Did I have a diploma? Maybe? Actually . . . maybe not. After graduating, I had temporary housing before finding a more permanent living arrangement. Some of my stuff made the move, some didn’t. I didn’t have a job right away and was couch surfing for a while. It wasn’t the best time in my life, and I certainly didn’t have my mind laser focused on my diploma’s whereabouts. I never thought to get one reissued because I never had any wall space to display it. And who hung up their college diplomas these days anyway?
I took a deep breath in and exhaled slowly. “I’ll call the school and get a transcript overnighted to you.” If this was all that was standing in between having no job offer and having a dream job offer, I needed to act fast.
“Great! We have a plan then. I’ll let you go on with your day. Have a great rest of the afternoon.”
I hung up and fell back into the crinkly seat just as the nurse reentered the room. “I’m so sorry the doctor’s still running behind schedule. Unfortunately, your health profile didn’t update when I took your vitals, so I need to get your oxygen levels and BP again.”

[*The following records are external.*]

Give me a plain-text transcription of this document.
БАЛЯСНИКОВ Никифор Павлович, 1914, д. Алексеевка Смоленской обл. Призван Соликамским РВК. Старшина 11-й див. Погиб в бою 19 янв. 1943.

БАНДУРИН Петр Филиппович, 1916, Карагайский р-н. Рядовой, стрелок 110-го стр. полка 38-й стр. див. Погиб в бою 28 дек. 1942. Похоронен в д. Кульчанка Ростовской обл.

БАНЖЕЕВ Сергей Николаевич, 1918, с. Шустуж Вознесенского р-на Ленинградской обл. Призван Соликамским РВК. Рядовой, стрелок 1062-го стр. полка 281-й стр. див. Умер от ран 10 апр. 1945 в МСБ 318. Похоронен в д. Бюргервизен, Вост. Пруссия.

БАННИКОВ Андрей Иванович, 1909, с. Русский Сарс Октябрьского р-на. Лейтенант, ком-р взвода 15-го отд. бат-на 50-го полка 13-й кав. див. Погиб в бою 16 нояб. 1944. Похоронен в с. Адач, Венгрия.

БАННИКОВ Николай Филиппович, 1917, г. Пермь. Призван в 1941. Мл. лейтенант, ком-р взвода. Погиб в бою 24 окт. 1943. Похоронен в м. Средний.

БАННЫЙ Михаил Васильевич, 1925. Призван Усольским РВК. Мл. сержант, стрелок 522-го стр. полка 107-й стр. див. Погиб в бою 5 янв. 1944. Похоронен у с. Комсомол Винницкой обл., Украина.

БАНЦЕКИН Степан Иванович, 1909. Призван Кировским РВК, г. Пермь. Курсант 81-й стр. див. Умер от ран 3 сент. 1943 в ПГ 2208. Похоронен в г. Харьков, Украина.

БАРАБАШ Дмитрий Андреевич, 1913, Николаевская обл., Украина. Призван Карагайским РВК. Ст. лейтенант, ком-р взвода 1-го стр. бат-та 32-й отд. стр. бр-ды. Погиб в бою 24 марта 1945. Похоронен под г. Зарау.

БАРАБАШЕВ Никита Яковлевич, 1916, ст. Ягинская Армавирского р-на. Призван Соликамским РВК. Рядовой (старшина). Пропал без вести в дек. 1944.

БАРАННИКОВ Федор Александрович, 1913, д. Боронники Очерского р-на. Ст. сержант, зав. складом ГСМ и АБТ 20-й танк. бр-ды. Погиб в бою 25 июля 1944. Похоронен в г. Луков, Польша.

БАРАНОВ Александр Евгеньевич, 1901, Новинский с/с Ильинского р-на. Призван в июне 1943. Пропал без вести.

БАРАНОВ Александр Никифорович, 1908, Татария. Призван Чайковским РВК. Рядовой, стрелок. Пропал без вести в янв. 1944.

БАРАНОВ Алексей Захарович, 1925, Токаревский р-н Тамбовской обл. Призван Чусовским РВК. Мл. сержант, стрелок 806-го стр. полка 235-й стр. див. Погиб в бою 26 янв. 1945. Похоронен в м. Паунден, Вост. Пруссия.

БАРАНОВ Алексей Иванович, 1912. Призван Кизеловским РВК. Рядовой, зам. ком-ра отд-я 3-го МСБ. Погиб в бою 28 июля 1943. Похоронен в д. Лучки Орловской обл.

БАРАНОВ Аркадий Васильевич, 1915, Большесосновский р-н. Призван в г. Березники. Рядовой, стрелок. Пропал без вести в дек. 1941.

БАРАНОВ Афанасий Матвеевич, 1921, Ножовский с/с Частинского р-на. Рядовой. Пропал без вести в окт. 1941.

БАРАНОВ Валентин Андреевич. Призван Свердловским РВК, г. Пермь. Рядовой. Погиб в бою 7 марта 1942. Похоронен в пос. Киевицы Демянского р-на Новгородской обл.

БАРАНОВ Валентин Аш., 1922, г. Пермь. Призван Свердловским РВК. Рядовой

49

She put a clip on my finger and wrapped the blood pressure cuff on my upper left biceps. “Try to relax your arm if you can. I’ll make sure it uploads to your records this time.” The armband puffed and deflated automatically while she took my O2 reading. “Your oxygen levels are excellent, ninety-nine percent. Your blood pressure is . . . whoa, a little high. A lot higher than before, actually. That’s strange.”